Prevention of eating disorders in children

Children's discomfort today tends to express itself through a distorted use of food and the act of eating or by structuring a real eating disorder; anorexia, bulimia, obesity are on the rise even in childhood!

Why does a child get sick with anorexia or bulimia? Why does he become obese? What is the significance of these diseases in childhood?

To respond, Pollicino and Centro Crisi Genitori was born, a non-profit association that intends to offer listening and support to families and proposes to public and private institutions projects of awareness-raising and prevention interventions aimed at parents, teachers, educators and childcare workers in general. .

Anorexia, bulimia, obesity during childhood are a message sent to parents; they are a protest against an impossibility to say and be heard and recognized as people, subjects. They are a defense against the doubt of not being desired and respected for being different people. But anorexia, bulimia and obesity are also a staging of a refusal: a way of saying no. I am a cry that says “Look at me! I'm here and I'm suffering!"

It's thinking you can fill the emptiness of your heart by filling your stomach with food or by starving yourself.
They are a dangerous thought that says: "I don't ask for anything anymore, I give up, I do it alone: ​​I eat everything or I don't eat anything".

Prevention is better than cure and in childhood it is possible! For the Association, prevention means "adding first.." that is, knowing, knowing in order to take precautions.

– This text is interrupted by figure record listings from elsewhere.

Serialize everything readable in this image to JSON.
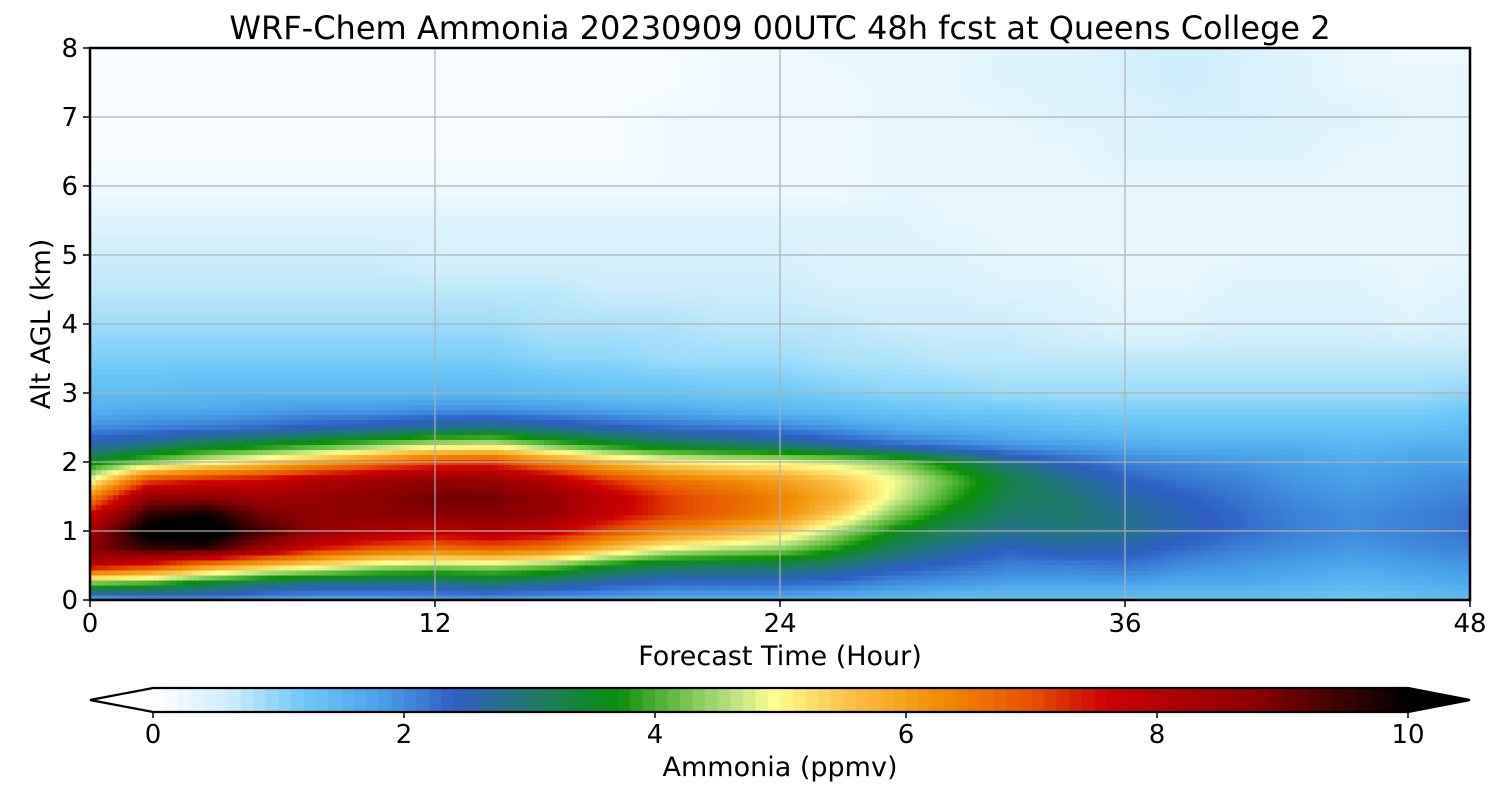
{
  "chart_data": {
    "type": "heatmap",
    "title": "WRF-Chem Ammonia  20230909 00UTC 48h fcst at Queens College 2",
    "xlabel": "Forecast Time (Hour)",
    "ylabel": "Alt AGL (km)",
    "xlim": [
      0,
      48
    ],
    "ylim": [
      0,
      8
    ],
    "xticks": [
      0,
      12,
      24,
      36,
      48
    ],
    "xtick_labels": [
      "0",
      "12",
      "24",
      "36",
      "48"
    ],
    "yticks": [
      0,
      1,
      2,
      3,
      4,
      5,
      6,
      7,
      8
    ],
    "ytick_labels": [
      "0",
      "1",
      "2",
      "3",
      "4",
      "5",
      "6",
      "7",
      "8"
    ],
    "grid": true,
    "colorbar": {
      "label": "Ammonia  (ppmv)",
      "range": [
        0,
        10
      ],
      "ticks": [
        0,
        2,
        4,
        6,
        8,
        10
      ],
      "tick_labels": [
        "0",
        "2",
        "4",
        "6",
        "8",
        "10"
      ],
      "extend": "both",
      "colors": [
        {
          "v": 0.0,
          "c": "#ffffff"
        },
        {
          "v": 0.6,
          "c": "#cdeefc"
        },
        {
          "v": 1.2,
          "c": "#6cc8f6"
        },
        {
          "v": 1.8,
          "c": "#4aa3ea"
        },
        {
          "v": 2.4,
          "c": "#2f5fc4"
        },
        {
          "v": 3.0,
          "c": "#1f7a70"
        },
        {
          "v": 3.7,
          "c": "#0a8f0a"
        },
        {
          "v": 4.1,
          "c": "#5aba3a"
        },
        {
          "v": 4.6,
          "c": "#b8e080"
        },
        {
          "v": 4.95,
          "c": "#ffff8f"
        },
        {
          "v": 5.5,
          "c": "#fbc54a"
        },
        {
          "v": 6.3,
          "c": "#f08a00"
        },
        {
          "v": 7.0,
          "c": "#e85000"
        },
        {
          "v": 7.6,
          "c": "#cc0000"
        },
        {
          "v": 8.8,
          "c": "#8a0000"
        },
        {
          "v": 10.0,
          "c": "#000000"
        }
      ]
    },
    "field": {
      "x": [
        0,
        2,
        4,
        6,
        8,
        10,
        12,
        14,
        16,
        18,
        20,
        22,
        24,
        26,
        28,
        30,
        32,
        34,
        36,
        38,
        40,
        42,
        44,
        46,
        48
      ],
      "y": [
        0,
        0.25,
        0.5,
        0.75,
        1.0,
        1.25,
        1.5,
        1.75,
        2.0,
        2.25,
        2.5,
        2.75,
        3.0,
        3.5,
        4.0,
        4.5,
        5.0,
        5.5,
        6.0,
        6.5,
        7.0,
        7.5,
        8.0
      ],
      "z": [
        [
          1.6,
          1.8,
          1.9,
          1.8,
          1.7,
          1.7,
          1.8,
          1.8,
          1.7,
          1.7,
          1.6,
          1.6,
          1.6,
          1.5,
          1.4,
          1.3,
          1.3,
          1.3,
          1.3,
          1.3,
          1.3,
          1.3,
          1.2,
          1.3,
          1.4
        ],
        [
          4.2,
          4.0,
          3.5,
          3.0,
          2.8,
          2.8,
          2.8,
          3.0,
          2.8,
          2.5,
          2.3,
          2.3,
          2.3,
          2.2,
          2.0,
          1.9,
          1.8,
          1.8,
          1.8,
          1.7,
          1.7,
          1.6,
          1.5,
          1.6,
          1.7
        ],
        [
          7.8,
          7.2,
          6.2,
          5.6,
          5.1,
          4.6,
          4.4,
          4.5,
          4.2,
          3.6,
          3.2,
          3.1,
          3.1,
          2.9,
          2.5,
          2.3,
          2.1,
          2.1,
          2.2,
          2.0,
          1.9,
          1.8,
          1.7,
          1.8,
          1.9
        ],
        [
          8.8,
          9.5,
          9.6,
          8.5,
          7.4,
          6.9,
          6.6,
          6.8,
          6.5,
          5.6,
          4.9,
          4.6,
          4.4,
          3.8,
          3.1,
          2.7,
          2.4,
          2.6,
          2.5,
          2.3,
          2.1,
          2.0,
          1.9,
          2.0,
          2.1
        ],
        [
          8.4,
          10.2,
          10.4,
          9.4,
          8.6,
          8.2,
          7.9,
          8.1,
          7.8,
          7.0,
          6.3,
          5.9,
          5.4,
          4.5,
          3.6,
          3.1,
          2.8,
          2.9,
          2.8,
          2.5,
          2.3,
          2.1,
          2.0,
          2.1,
          2.2
        ],
        [
          7.6,
          9.6,
          9.9,
          9.0,
          8.7,
          8.7,
          8.8,
          8.8,
          8.5,
          7.8,
          7.2,
          6.8,
          6.3,
          5.4,
          4.3,
          3.5,
          3.0,
          3.0,
          2.8,
          2.5,
          2.3,
          2.1,
          2.0,
          2.1,
          2.2
        ],
        [
          6.3,
          8.6,
          8.7,
          8.4,
          8.6,
          8.8,
          9.0,
          9.0,
          8.6,
          7.9,
          7.2,
          6.8,
          6.4,
          5.8,
          4.8,
          3.9,
          3.2,
          3.0,
          2.6,
          2.4,
          2.2,
          2.0,
          1.9,
          2.0,
          2.1
        ],
        [
          4.8,
          7.0,
          7.4,
          7.6,
          8.1,
          8.4,
          8.6,
          8.5,
          8.0,
          7.2,
          6.6,
          6.3,
          6.0,
          5.5,
          4.9,
          4.1,
          3.3,
          2.8,
          2.4,
          2.2,
          2.1,
          1.9,
          1.8,
          1.9,
          2.0
        ],
        [
          3.6,
          4.3,
          4.9,
          5.4,
          6.0,
          6.6,
          7.1,
          7.2,
          6.4,
          5.7,
          5.2,
          5.0,
          4.9,
          4.7,
          4.3,
          3.5,
          2.8,
          2.4,
          2.1,
          2.0,
          1.9,
          1.8,
          1.7,
          1.8,
          1.8
        ],
        [
          2.6,
          2.9,
          3.3,
          3.6,
          3.9,
          4.3,
          4.7,
          4.8,
          4.2,
          3.7,
          3.3,
          3.1,
          2.9,
          2.6,
          2.3,
          2.1,
          1.9,
          1.8,
          1.7,
          1.6,
          1.6,
          1.6,
          1.5,
          1.6,
          1.6
        ],
        [
          2.0,
          2.1,
          2.2,
          2.3,
          2.5,
          2.6,
          2.8,
          2.9,
          2.7,
          2.5,
          2.3,
          2.2,
          2.1,
          1.9,
          1.7,
          1.6,
          1.5,
          1.4,
          1.3,
          1.3,
          1.3,
          1.3,
          1.3,
          1.3,
          1.4
        ],
        [
          1.6,
          1.7,
          1.7,
          1.8,
          1.9,
          1.9,
          2.0,
          2.0,
          1.9,
          1.8,
          1.7,
          1.6,
          1.5,
          1.4,
          1.3,
          1.2,
          1.2,
          1.1,
          1.1,
          1.1,
          1.1,
          1.1,
          1.1,
          1.1,
          1.2
        ],
        [
          1.4,
          1.4,
          1.5,
          1.5,
          1.5,
          1.5,
          1.5,
          1.5,
          1.4,
          1.3,
          1.3,
          1.2,
          1.2,
          1.1,
          1.0,
          1.0,
          0.9,
          0.9,
          0.9,
          0.9,
          0.9,
          0.9,
          0.9,
          0.9,
          1.0
        ],
        [
          1.1,
          1.1,
          1.1,
          1.1,
          1.1,
          1.1,
          1.1,
          1.1,
          1.0,
          1.0,
          0.9,
          0.9,
          0.9,
          0.8,
          0.8,
          0.7,
          0.7,
          0.7,
          0.7,
          0.7,
          0.7,
          0.7,
          0.7,
          0.7,
          0.7
        ],
        [
          0.9,
          0.9,
          0.9,
          0.9,
          0.9,
          0.9,
          0.9,
          0.9,
          0.8,
          0.8,
          0.8,
          0.7,
          0.7,
          0.7,
          0.6,
          0.6,
          0.6,
          0.5,
          0.4,
          0.4,
          0.5,
          0.5,
          0.5,
          0.4,
          0.5
        ],
        [
          0.7,
          0.7,
          0.7,
          0.7,
          0.7,
          0.7,
          0.7,
          0.7,
          0.7,
          0.6,
          0.6,
          0.6,
          0.6,
          0.5,
          0.5,
          0.5,
          0.4,
          0.4,
          0.3,
          0.3,
          0.4,
          0.4,
          0.4,
          0.3,
          0.4
        ],
        [
          0.6,
          0.6,
          0.6,
          0.6,
          0.6,
          0.6,
          0.5,
          0.5,
          0.5,
          0.5,
          0.5,
          0.5,
          0.5,
          0.4,
          0.4,
          0.4,
          0.3,
          0.3,
          0.3,
          0.3,
          0.3,
          0.3,
          0.3,
          0.3,
          0.3
        ],
        [
          0.4,
          0.4,
          0.4,
          0.4,
          0.4,
          0.4,
          0.4,
          0.4,
          0.4,
          0.4,
          0.4,
          0.4,
          0.4,
          0.4,
          0.4,
          0.3,
          0.3,
          0.3,
          0.3,
          0.3,
          0.3,
          0.3,
          0.3,
          0.3,
          0.3
        ],
        [
          0.2,
          0.2,
          0.2,
          0.2,
          0.2,
          0.2,
          0.2,
          0.2,
          0.2,
          0.2,
          0.2,
          0.2,
          0.2,
          0.2,
          0.3,
          0.3,
          0.3,
          0.3,
          0.3,
          0.3,
          0.3,
          0.3,
          0.3,
          0.3,
          0.3
        ],
        [
          0.1,
          0.1,
          0.1,
          0.1,
          0.1,
          0.1,
          0.1,
          0.1,
          0.1,
          0.1,
          0.2,
          0.2,
          0.2,
          0.2,
          0.3,
          0.3,
          0.3,
          0.3,
          0.4,
          0.4,
          0.4,
          0.4,
          0.3,
          0.3,
          0.3
        ],
        [
          0.1,
          0.1,
          0.1,
          0.1,
          0.1,
          0.1,
          0.1,
          0.1,
          0.1,
          0.1,
          0.2,
          0.2,
          0.2,
          0.2,
          0.3,
          0.3,
          0.3,
          0.4,
          0.4,
          0.5,
          0.5,
          0.4,
          0.4,
          0.3,
          0.3
        ],
        [
          0.1,
          0.1,
          0.1,
          0.1,
          0.1,
          0.1,
          0.1,
          0.1,
          0.1,
          0.1,
          0.1,
          0.2,
          0.2,
          0.2,
          0.3,
          0.3,
          0.4,
          0.4,
          0.5,
          0.6,
          0.5,
          0.4,
          0.3,
          0.3,
          0.3
        ],
        [
          0.1,
          0.1,
          0.1,
          0.1,
          0.1,
          0.1,
          0.1,
          0.1,
          0.1,
          0.1,
          0.1,
          0.2,
          0.2,
          0.3,
          0.3,
          0.3,
          0.4,
          0.4,
          0.5,
          0.6,
          0.5,
          0.4,
          0.3,
          0.2,
          0.2
        ]
      ]
    }
  }
}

Prevention means helping parents and childcare workers who have concerns about children's eating behavior to recognize the signs of distress and to grasp the hidden message that children's eating behavior conveys.

The Pollicino Association and Parent Crisis Center Onlus offers a service Green number:
800 644.622
, attentive listening and specific acceptance of the concerns of parents and other childhood reference figures regarding childhood eating disorders, promoting a possible understanding of children's signs of distress.